Nicht vom Brot allein lebt der Mensch …

Kommentar zum 18. Sonntag von Mathias Schiltz (1.8.2021)

Es gab im öffentlichen Leben Jesu eine Zeit, da die Menschen ihm in Galiläa in Scharen zuströmten und hinterherliefen. Romano Guardini sprach seinerzeit von einem galiläischen Frühling. Auch im Evangelium des kommenden Sonntags (Joh 6,24-35) läuft die Menge Jesus nach. Die Menschen suchen den, der sich ihren Blicken entzogen hat, weil sie ihn zum König machen wollten (Joh 6,15). Aber Jesus erkennt und entlarvt ihre Gedanken und ihre Begierde. Und als sie ihn schließlich finden, stellt er sie unvermittelt zur Rede: „Ihr sucht mich …, weil ihr von den Broten gegessen habt und satt geworden seid“.

Das tägliche Brot und ein satter Magen sind gewiss keine verächtlichen Werte, lehrt uns doch das Vaterunser, um das tägliche Brot zu bitten. Was Jesus verurteilt, ist die Einschränkung des ganzen menschlichen Strebens auf diese Güter: Brot, Erwerb, gepaart mit Vergnügen und Spaß. „Panem et circenses“, „Brot und Vergnügen“, so lautete das Motto, nach dem die römischen Kaiser die Völker zu beherrschen und zu unterjochen suchten. Auch noch im 18. Jh. galt unter der Bourbonenherrschaft in Süditalien und Sizilien die Maxime: „Feste, farina e forca“ (Feste, Mehl und Galgen). Und genau besehen funktioniert auch unsere heutige Spaßgesellschaft noch vielfach nach diesen Modellen. Man denke nur an die vergnüglichen, aber millionenschweren, größenwahnsinnigen und umweltschädlichen Ausflüge ins Weltall, die in diesen Tagen stattfinden.

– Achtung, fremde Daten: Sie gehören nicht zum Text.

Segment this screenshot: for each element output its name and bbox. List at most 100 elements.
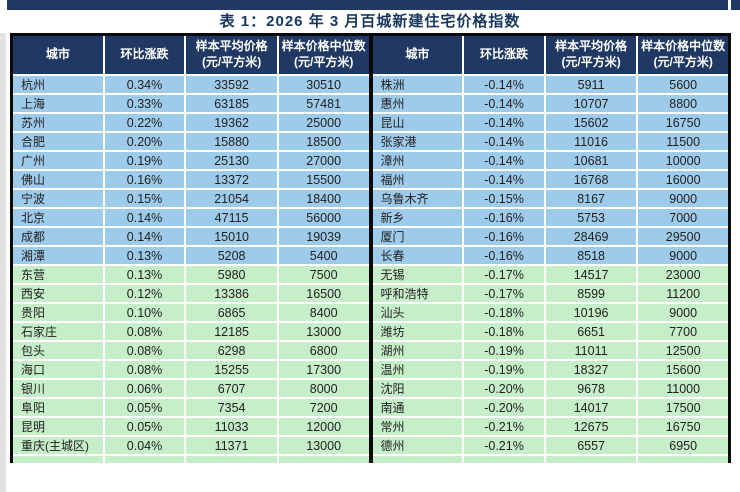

Für Jesus sind solche Lebensinhalte schier unzulänglich. Er denkt größer vom Menschen. Für ihn sind wir zu Größerem bestimmt und berufen. Bereits in der Wüste hatte er den Versucher mit folgendem Zitat aus dem 5. Buch Mose in die Schranken verwiesen: „Der Mensch lebt nicht allein vom Brot, sondern von jedem Wort, das aus Gottes Mund kommt“ (Dt 8,3; Mt 4,4). Heute spricht er von einem anderen Brot, dem „wahren Brot vom Himmel“. Damit öffnet er eine andere Dimension, die über das Alltägliche, das Sichtbare und Greifbare hinausweist. Er spricht vom „Brot des Lebens“; es „gibt der Welt das Leben“. Schließlich ist er selbst das Brot des Lebens, das alle Sehnsucht erfüllt und übertrifft, so dass, wer zu ihm kommt und sich ihm im Glauben anheimgibt und übereignet, nie mehr hungern und dürsten wird (6,35).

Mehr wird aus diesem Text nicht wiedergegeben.